52 Books in 52 Weeks, it's called. The challenge is simple: read a book every week for a year.

13. Pastor dad: scriptural insights on fatherhood.

A slim volume (free ebook), developed from a sermon. Driscoll is a polarizing figure, garnering both acclaim and scorn for his blend of extreme conservatism with the emergent church model. Most of the way, this reads like the barest gloss on Proverbs (“…14:26 says, ‘In the fear of the LORD one has strong confidence, and his children will have a refuge.’ … [So,] the safest place for children is with a man who fears the Lord.”), which isn’t bad. But Driscoll drifts into behaviorism and a shocking lack of grace, admonishing a failing father for his lack of wisdom by (obliquely) recommending he shoot his daughter’s boyfriend and summarily excommunicating Christians-who-sin from the Church. I don’t mind separating the wheat from the chaff. Really, I don’t. But I bet I could find a follower of Jesus to give me sound scriptural advice on fatherhood without demanding that I sift through this deadly legalism to find it.

(Update: I neglected to point out Driscoll’s conviction that it’s a Biblical mandate that a Godly father make a lot of money, which he emphatically asserts but takes little time to flesh out. It follows from the mandate to provide for his family, which, I’m not sure, but I think our role in provision is at the very most as a team member and probably more likely as a charity case.)

It is at least more unusual nowadays to find a man who can hold his tongue than to find one who cannot.

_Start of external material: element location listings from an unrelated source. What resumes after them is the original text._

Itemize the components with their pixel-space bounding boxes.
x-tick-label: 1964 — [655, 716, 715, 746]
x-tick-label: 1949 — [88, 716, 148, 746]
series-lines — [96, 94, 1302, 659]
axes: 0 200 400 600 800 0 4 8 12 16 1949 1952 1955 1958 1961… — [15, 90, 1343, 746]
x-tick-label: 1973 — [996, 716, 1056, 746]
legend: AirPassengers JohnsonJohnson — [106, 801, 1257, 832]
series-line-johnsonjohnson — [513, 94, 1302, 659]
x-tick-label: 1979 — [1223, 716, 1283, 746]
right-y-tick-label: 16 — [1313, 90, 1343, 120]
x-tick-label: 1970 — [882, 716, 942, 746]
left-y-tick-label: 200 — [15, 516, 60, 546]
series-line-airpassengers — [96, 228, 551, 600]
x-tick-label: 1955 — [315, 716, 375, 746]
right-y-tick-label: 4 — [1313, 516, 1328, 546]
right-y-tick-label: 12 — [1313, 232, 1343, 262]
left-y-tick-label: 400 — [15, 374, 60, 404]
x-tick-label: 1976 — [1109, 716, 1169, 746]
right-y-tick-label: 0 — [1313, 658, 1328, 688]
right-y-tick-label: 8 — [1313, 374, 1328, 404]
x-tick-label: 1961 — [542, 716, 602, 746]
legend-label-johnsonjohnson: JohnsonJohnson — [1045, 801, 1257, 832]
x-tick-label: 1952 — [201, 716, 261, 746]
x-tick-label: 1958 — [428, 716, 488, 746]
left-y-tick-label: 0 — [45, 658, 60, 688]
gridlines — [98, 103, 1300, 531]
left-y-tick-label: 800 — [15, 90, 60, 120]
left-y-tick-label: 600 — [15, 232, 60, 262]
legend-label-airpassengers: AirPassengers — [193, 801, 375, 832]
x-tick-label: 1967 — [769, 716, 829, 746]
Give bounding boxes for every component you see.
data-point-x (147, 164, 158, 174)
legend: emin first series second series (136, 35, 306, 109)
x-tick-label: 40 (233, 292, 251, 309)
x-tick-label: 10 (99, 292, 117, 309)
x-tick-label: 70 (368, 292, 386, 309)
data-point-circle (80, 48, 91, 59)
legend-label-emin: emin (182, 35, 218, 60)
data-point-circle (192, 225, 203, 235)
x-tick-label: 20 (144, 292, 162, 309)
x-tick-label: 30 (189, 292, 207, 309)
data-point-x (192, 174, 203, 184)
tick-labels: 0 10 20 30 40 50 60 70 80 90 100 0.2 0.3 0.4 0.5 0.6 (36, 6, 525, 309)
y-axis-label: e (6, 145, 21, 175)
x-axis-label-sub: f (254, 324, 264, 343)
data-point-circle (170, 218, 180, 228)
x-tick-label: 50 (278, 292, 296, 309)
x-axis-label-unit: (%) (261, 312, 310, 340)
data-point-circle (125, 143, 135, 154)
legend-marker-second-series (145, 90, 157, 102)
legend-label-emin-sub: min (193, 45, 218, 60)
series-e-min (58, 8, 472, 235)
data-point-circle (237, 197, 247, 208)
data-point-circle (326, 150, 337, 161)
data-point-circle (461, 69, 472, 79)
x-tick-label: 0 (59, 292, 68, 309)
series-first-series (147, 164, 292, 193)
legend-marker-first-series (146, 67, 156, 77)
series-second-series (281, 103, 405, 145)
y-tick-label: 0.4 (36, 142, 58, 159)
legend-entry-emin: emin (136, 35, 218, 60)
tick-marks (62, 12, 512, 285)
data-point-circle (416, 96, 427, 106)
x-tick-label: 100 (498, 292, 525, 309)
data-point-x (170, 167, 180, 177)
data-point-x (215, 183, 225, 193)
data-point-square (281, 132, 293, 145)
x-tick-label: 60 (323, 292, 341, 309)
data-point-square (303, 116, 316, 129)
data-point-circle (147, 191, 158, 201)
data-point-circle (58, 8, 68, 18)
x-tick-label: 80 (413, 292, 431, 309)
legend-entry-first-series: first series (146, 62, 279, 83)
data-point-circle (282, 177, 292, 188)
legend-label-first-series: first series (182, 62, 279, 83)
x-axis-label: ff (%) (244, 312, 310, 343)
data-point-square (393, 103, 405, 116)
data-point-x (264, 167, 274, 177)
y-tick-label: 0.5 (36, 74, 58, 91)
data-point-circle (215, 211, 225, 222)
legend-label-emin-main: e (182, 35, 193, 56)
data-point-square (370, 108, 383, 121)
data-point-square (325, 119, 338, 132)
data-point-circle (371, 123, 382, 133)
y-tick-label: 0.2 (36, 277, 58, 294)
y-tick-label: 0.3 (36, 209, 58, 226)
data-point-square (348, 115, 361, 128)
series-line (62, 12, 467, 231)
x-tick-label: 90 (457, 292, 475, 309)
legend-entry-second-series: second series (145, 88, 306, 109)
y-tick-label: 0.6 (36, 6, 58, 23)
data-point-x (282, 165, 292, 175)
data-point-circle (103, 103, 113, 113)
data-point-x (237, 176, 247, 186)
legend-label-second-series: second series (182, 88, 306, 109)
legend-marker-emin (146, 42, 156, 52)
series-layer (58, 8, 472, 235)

  • Thank you. Driscoll seems like a nice guy. As a Christian I hope to extend grace to everyone and therefore, read all people in the most gracious light possible.

    However, Driscoll is a goon. He is poisoning the already poisoned Evangelical church with a masculinistic, nationalistic, calvinistic, homphobic ideology.

    Anyway, thank you for this thoughtful and lucid –much more thoughtful and lucid than mine– response to the book.